Nevertheless, she said she's taking responsibility for what happened, even though she said she explicitly told Spires not to send any work overseas. "What he did was despicable," Newburn said.

Spires could not be reached for comment. E-mail to his company, Tutranscribe, was returned as undeliverable this week.

Newburn said she contacted Spires as soon as she learned about Baloch's threat and obtained a number to reach the Pakistani transcriber at her home in Karachi.

"I spoke with her," Newburn said. "She was very upset but said she wouldn't have really released the files. So I said she had to take back the threat."

Newburn agreed to pay a portion of the money Baloch claimed she was owed - about $500 - and Baloch said she would tell UCSF that its files were safe.

On Oct. 8, UCSF received a second e-mail from Baloch. "I verify that I do not have any intent to distribute/release any patient health information out and I have destroyed the said information," she wrote. "I am retracting any statements made by me earlier."

The problem, however, will not go away so easily.

"We do not have any evidence that the person has destroyed the files," acknowledged UCSF's Ryba.

Moreover, how can UCSF or any other medical institution prevent something like this from happening again? Should legislation be passed barring U.S. medical data from going overseas?

"I don't know the answer to that," responded Amy Buckmaster, president of the American Association for Medical Transcription. "We don't say that outsourcing is a terrible thing. We say that it needs to be disclosed."
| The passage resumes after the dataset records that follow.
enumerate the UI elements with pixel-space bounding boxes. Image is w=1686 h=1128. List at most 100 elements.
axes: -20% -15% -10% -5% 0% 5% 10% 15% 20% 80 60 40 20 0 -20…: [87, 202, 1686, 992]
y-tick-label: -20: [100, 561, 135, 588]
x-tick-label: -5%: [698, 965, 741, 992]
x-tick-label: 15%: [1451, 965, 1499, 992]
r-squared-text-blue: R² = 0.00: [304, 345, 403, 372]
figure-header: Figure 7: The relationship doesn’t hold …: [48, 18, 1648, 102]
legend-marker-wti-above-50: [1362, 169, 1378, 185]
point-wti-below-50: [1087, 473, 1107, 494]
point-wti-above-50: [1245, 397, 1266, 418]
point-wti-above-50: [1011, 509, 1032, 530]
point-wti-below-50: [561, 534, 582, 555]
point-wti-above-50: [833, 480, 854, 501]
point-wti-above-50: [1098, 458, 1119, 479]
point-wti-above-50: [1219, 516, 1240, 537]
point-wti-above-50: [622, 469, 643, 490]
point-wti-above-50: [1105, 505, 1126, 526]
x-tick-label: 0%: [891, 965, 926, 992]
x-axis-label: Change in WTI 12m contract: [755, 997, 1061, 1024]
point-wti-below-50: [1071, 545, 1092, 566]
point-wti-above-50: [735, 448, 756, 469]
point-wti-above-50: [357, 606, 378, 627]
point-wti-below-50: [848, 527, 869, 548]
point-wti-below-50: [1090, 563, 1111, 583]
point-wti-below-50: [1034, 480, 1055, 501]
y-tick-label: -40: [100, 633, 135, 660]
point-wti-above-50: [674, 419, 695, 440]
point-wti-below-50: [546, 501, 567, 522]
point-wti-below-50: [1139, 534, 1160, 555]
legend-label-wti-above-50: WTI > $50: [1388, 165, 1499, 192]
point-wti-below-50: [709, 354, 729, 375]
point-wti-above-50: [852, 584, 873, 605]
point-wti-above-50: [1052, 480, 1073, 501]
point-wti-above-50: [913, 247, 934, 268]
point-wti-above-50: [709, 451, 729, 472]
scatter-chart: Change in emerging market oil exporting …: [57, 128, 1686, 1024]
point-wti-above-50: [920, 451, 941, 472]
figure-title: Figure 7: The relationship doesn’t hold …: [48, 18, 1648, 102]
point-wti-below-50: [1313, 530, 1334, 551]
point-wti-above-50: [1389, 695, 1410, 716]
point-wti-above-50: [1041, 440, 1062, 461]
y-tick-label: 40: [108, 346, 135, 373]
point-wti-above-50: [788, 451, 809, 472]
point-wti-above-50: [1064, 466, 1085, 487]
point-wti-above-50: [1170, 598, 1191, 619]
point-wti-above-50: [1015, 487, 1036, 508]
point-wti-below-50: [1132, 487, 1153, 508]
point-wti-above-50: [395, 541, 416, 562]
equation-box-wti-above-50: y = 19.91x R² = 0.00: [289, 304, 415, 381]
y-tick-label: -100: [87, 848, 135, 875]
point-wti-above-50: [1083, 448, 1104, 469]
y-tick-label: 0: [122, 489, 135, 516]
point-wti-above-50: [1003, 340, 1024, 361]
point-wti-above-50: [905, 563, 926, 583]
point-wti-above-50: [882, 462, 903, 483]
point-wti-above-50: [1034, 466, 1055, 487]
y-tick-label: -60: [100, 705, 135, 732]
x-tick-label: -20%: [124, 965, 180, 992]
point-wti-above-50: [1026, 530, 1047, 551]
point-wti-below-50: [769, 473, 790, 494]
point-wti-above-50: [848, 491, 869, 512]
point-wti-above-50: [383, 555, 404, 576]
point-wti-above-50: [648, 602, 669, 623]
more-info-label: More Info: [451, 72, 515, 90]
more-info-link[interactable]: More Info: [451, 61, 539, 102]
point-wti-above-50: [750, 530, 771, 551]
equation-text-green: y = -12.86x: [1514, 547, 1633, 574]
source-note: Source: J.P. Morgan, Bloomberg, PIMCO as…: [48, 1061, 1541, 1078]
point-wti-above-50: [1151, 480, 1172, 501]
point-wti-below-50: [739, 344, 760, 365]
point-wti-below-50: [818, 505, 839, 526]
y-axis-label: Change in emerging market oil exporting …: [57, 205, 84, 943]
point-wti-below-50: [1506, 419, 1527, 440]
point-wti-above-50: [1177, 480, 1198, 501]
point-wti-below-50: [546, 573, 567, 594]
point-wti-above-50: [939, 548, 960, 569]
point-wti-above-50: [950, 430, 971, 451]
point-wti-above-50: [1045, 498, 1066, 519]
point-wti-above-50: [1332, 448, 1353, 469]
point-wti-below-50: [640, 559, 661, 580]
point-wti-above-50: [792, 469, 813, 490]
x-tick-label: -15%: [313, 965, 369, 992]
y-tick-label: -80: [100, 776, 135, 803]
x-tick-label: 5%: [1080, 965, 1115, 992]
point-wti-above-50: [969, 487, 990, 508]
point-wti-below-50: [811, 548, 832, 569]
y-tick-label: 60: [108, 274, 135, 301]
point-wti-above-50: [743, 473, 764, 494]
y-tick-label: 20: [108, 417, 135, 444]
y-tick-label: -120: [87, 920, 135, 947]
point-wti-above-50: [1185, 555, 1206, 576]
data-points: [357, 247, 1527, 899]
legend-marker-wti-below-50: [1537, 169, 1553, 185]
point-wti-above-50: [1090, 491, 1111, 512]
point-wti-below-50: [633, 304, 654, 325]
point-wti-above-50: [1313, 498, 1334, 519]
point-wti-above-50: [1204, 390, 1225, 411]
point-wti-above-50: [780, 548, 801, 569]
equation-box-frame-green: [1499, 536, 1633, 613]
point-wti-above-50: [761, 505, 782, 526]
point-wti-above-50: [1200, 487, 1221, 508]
UCSF has reached the same conclusion. Ryba said the medical center is revising its contracts with transcription firms to require up-front notice of all subcontracting.

At the same time, she accepts that with a growing percentage of transcription work being exported abroad, there will always be a chance that something like this could happen again.

"We'll have to live with this risk on a daily basis," Ryba said.